Here are some steps you can take to improve your credit after bankruptcy:
1. Make sure all discharged debts are cleared from your credit reports
If your credit reports still show past due accounts after a bankruptcy discharge, chances are they are lowering your credit score.
“We often recommend that people who have filed for bankruptcy request and review a copy of their credit report before applying for new credit,” Heck explains. “Sometimes there are inaccuracies. For example, an account that has been included in bankruptcy may not be declared as such.
Everyone is entitled to a free credit report each year from each of the three offices. If you see any accounts that should have been declared closed during bankruptcy, contact the office this shows the error and fixes it. Make sure you have your bankruptcy documents handy to confirm any misrepresentation.
2. Get your non-credit finances in order
Although bankruptcy can result from medical bills or other unavoidable debts, it is often caused by fundamental problems of spending, saving and budgeting. Solving these issues before applying for a credit card can help put you in a better position overall.

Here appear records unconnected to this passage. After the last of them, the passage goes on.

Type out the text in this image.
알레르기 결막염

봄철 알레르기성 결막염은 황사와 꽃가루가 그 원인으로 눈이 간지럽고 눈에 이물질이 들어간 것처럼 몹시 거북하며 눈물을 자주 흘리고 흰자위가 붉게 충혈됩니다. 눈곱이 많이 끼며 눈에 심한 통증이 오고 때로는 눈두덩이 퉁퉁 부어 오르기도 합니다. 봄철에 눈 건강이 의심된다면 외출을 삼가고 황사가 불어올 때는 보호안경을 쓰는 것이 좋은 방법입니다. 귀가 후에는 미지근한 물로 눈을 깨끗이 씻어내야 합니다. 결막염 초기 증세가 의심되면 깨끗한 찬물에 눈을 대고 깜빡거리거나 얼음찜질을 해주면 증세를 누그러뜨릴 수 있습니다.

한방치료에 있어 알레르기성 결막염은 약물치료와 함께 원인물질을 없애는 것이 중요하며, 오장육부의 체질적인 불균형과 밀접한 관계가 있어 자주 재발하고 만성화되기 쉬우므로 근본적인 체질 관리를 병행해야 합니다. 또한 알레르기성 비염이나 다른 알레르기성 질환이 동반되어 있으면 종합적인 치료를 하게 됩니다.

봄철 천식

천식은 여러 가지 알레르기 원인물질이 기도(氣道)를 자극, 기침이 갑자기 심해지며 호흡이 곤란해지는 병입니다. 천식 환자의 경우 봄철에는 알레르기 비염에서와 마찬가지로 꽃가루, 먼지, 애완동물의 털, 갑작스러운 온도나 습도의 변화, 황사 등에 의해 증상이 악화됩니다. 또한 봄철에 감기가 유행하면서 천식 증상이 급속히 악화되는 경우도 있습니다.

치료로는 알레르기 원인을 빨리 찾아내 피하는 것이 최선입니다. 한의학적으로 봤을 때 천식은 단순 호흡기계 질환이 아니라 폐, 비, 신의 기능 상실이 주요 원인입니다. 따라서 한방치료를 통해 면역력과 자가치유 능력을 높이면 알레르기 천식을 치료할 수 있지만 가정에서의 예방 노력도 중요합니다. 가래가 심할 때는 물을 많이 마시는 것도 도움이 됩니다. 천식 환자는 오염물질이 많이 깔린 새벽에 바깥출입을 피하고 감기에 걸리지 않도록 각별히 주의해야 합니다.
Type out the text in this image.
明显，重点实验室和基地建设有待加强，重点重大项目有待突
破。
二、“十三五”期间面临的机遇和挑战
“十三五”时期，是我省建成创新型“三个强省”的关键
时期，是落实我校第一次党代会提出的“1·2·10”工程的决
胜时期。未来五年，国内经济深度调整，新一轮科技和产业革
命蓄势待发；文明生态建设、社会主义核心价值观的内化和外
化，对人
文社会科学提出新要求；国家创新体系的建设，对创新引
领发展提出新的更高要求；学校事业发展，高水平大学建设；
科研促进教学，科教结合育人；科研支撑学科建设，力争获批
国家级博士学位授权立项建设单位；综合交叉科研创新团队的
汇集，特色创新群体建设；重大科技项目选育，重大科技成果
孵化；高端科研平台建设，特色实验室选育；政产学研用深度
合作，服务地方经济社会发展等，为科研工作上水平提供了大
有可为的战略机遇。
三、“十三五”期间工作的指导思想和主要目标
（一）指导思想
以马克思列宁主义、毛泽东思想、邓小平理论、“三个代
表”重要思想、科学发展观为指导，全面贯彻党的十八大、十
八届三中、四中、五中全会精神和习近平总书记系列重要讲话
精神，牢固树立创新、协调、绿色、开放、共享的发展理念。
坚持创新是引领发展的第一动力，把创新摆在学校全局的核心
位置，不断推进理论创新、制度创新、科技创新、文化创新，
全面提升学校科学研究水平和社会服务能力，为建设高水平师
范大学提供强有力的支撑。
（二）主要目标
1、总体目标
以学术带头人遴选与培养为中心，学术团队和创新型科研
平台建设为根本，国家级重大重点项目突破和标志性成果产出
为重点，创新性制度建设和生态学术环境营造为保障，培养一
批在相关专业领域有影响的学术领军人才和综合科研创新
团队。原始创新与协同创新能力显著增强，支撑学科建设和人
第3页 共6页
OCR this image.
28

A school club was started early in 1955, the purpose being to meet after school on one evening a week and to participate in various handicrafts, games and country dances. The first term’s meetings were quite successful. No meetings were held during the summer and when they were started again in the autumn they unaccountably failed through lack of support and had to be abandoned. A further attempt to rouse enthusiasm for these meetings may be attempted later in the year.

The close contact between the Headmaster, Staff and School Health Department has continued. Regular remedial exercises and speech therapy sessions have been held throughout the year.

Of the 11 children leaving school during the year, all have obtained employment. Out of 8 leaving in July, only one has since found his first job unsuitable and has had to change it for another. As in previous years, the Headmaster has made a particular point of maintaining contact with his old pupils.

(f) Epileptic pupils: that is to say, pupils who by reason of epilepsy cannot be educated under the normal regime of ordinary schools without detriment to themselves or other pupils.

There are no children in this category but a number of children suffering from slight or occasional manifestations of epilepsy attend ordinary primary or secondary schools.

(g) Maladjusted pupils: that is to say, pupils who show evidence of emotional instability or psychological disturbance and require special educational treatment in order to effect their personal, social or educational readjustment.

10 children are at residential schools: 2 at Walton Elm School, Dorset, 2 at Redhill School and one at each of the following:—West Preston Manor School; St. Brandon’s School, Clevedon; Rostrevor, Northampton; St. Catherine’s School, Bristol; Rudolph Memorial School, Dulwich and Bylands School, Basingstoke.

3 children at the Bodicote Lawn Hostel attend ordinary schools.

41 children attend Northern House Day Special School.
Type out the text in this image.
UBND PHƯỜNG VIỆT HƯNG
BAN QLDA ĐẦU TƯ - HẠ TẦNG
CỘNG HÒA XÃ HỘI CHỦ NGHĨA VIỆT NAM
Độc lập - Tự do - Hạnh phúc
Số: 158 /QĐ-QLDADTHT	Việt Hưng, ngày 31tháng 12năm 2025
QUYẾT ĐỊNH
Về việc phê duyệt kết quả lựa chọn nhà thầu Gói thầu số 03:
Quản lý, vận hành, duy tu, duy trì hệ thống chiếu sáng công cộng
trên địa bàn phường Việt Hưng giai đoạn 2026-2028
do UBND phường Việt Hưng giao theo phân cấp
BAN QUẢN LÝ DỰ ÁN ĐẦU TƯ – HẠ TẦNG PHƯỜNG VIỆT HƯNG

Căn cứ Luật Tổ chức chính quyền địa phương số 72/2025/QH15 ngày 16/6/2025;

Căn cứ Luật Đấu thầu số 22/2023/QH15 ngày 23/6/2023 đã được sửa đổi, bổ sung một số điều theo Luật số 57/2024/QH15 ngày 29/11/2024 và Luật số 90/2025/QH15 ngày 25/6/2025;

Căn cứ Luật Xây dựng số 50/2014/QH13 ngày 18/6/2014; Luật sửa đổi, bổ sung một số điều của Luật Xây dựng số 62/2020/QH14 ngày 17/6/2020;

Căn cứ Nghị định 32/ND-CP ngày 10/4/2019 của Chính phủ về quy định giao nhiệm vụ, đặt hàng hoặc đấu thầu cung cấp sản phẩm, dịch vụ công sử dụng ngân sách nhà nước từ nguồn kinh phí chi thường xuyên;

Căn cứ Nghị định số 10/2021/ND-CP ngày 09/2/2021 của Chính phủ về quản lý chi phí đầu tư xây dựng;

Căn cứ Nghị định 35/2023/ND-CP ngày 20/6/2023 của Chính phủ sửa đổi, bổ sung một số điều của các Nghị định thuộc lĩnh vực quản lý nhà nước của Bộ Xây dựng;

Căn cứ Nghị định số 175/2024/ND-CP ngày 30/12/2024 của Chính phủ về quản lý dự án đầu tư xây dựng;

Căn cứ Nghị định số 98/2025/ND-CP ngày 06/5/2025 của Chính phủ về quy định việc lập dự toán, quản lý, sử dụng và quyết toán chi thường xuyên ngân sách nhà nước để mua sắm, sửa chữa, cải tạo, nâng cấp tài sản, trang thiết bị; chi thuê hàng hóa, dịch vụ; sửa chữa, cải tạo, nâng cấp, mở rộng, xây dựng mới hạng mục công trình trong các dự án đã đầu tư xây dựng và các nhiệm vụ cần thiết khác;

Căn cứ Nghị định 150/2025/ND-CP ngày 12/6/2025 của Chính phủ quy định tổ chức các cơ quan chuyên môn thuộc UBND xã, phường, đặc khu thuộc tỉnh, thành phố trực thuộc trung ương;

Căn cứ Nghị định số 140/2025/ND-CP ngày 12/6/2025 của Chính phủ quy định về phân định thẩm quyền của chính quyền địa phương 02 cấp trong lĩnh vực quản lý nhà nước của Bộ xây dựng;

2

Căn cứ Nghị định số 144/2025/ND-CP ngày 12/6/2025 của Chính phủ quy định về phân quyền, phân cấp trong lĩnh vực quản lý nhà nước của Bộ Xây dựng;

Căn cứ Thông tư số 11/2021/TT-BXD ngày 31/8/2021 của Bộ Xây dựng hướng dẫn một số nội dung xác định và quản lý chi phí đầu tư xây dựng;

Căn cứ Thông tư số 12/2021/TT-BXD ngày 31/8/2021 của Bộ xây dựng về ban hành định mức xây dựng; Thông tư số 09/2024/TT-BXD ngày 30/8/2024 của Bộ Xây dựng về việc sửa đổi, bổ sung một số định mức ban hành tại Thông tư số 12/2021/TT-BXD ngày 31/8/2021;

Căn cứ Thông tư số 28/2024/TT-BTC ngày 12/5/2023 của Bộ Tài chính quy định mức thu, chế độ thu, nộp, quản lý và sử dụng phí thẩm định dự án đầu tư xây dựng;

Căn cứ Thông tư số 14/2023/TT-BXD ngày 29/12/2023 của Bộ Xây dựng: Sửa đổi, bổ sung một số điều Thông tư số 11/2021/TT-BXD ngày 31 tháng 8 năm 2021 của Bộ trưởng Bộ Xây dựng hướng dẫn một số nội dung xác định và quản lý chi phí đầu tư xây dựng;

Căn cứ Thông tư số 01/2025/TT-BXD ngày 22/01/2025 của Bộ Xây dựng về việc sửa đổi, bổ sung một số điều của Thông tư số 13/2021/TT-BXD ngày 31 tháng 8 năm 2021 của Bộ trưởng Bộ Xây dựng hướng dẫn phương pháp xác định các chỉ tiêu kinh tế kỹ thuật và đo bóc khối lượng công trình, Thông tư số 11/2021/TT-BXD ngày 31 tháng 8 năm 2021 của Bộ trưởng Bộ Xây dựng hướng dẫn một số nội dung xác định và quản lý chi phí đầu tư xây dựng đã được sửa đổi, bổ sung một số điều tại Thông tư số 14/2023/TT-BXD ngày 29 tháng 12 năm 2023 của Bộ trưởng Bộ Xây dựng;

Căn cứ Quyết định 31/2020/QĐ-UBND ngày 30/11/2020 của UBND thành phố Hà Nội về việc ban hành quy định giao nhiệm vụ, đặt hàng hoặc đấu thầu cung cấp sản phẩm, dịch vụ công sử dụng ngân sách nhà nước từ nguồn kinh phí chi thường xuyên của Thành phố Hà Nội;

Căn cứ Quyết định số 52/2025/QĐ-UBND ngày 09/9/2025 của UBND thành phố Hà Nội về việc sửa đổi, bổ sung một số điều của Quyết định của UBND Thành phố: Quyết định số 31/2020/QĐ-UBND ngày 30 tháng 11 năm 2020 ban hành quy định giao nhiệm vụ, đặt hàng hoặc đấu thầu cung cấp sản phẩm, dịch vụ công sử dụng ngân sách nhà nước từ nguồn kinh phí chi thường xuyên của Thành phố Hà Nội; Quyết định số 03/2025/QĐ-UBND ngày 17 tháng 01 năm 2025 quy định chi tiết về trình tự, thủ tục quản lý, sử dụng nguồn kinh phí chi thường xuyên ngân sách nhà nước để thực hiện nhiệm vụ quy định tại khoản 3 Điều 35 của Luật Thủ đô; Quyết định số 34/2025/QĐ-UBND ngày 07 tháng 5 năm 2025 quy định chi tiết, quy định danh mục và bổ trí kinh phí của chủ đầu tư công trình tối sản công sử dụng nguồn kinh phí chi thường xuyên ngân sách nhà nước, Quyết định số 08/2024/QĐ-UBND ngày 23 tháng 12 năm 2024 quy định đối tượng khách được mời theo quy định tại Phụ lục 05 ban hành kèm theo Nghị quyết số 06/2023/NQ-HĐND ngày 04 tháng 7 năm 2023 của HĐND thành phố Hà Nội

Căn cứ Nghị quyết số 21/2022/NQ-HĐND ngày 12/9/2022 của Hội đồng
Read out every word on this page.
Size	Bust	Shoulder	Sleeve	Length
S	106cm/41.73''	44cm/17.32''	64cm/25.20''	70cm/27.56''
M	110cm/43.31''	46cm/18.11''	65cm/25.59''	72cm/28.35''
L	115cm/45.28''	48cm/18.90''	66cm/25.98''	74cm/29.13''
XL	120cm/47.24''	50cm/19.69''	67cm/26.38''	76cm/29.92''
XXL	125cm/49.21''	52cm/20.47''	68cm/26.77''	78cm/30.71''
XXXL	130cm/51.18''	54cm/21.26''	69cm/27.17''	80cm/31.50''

“Do you have a paid job? Can you support yourself? Track your invoices? These things help, ”says Buchko. “It’s not just whether you have a credit card or not.
3. Build credit
Once your finances are in order, it’s time to consider strategic credit through a secured credit card or even a manufacturer credit.
The bottom line
Filing for bankruptcy will not affect your ability to get a credit card forever. The file will remain on your credit report for seven to 10 years. But if you take a long-term approach to rebuild your creditit will be easier to access a wider range of credit cards down the line.
Bankruptcy “does not necessarily have the same negative weight for the entire 10 years,” says Buchko. “So if your post-bankruptcy financial activity starts to look better on your credit report – you pay your bills on time, your debt-to-income ratio stays good, there is no more collection – your daily financial activity. will start to improve over time.The way your bankruptcy actually affects your credit score gets less and less, assuming everything is going well.